Non significa discriminare per ideologia. C’è una differenza tra il non condividere certi antivalori e annullare il diritto di un’altra persona solo per le sue idee partitiche. Vivere la fede cristiana a Cuba esige questa apertura di pensiero, soprattutto perché la sua assenza ha fatto male al corpo sociale e al corpo di Cristo che siamo stati a Cuba dal 1959 a oggi. Non possiamo vivere la fede senza cercare di trovare punti comuni con l’altra e l’altro sulla base più dei valori e meno del credo, perché ciò significherebbe riprodurre e rafforzare la stessa ideologia di partito che non vogliamo né come società né come Chiesa e che in entrambi gli ambiti – socio-politico e socio-religioso – abbiamo per molti aspetti superato. La testimonianza cristiana non può essere resa concreta senza inclusione, senza accettazione della pluralità che ci costituisce come persone, come Chiese e come popolo, senza capire che “tutti gli uomini sono uguali perché sono diversi” e che costruire una Cuba migliore trascende le ideologie di partito, è un dovere civico e un nostro diritto umano come popolo. Orientare la vita cristiana senza tener conto dell’alterità porta con sé un enorme pericolo colonizzatore. In un contesto segnato da memorie di liberazione, come è quello cubano, sarebbe un peccato non essere sensibili a questo pericolo e ai suoi effetti!

Quale potrebbe essere il contributo specifico della teologia fatta a Cuba alla riflessione cristiana latinoamericana?

Una teologia fatta a Cuba potrà mostrarsi come una teologia della resistenza e della speranza. La capacità di resilienza sarà il suo marchio, perché se qualcosa distingue le cubane e i cubani è la capacità di rialzarsi e affrontare i problemi con un sorriso. Il popolo di Cuba non rimane a piangere più del necessario, guarda l’altra faccia della medaglia, si sostiene e condivide anche senza conoscersi molto e va avanti. E il nostro modo di pensare e di dire su Dio porta quei segni. Non chiede il permesso di amare e dare ciò che si crede necessario. Non resta indifferente davanti all’ingiustizia, alla fame o alla sete. Il nostro contributo è una teologia a favore della vita. Ostinata nell’amare, fedele all’Amore che non si stanca mai. È una teologia appassionata.

Che significa essere una pastora a Cuba?

È un privilegio. In primo luogo perché il maschilismo, che è il volto del patriarcato a Cuba, impera al punto che pochissime donne possono esercitare un ministero di uguali nelle loro denominazioni.

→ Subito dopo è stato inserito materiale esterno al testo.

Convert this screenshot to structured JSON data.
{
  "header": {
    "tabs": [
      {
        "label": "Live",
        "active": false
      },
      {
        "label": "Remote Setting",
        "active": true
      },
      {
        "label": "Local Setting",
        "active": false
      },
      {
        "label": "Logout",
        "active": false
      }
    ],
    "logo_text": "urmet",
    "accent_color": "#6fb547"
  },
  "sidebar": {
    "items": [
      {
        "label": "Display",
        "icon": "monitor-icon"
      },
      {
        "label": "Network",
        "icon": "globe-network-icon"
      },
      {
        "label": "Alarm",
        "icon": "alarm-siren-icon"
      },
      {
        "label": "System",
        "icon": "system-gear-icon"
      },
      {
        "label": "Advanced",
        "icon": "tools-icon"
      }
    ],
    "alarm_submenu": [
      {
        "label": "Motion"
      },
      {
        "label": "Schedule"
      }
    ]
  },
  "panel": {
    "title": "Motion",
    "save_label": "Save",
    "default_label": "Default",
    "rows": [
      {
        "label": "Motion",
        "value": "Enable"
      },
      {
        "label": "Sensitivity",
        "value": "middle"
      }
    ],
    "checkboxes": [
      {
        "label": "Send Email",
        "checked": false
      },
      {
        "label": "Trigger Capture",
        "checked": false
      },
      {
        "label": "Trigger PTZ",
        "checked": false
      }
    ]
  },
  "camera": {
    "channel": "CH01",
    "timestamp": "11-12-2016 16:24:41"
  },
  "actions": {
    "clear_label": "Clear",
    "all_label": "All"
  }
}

In secondo luogo, perché il modo in cui questo influisce sull’immaginario delle cubane e dei cubani, di altre religioni o di nessuna religione, è una sorpresa, e quasi sempre piacevole. C’è molta curiosità e grande vicinanza verso noi pastore da parte della gente. La possibilità di relazione e di condivisione della fede, della vita nella fede e dell’impegno per viverla in un ministero impegnato è un bellissimo regalo di Dio. Infine perché permette di elaborare una teologia in cui anche il volto femminile di Dio sia reso visibile e si possa mostrare pure un modo di leggere le Scritture in cui le donne del movimento di Gesù e molte cristiane nella storia siano restituite nella dignità, menzionate, ri-cordate … cioè, tornate a passare attraverso i cuori di gente nuova.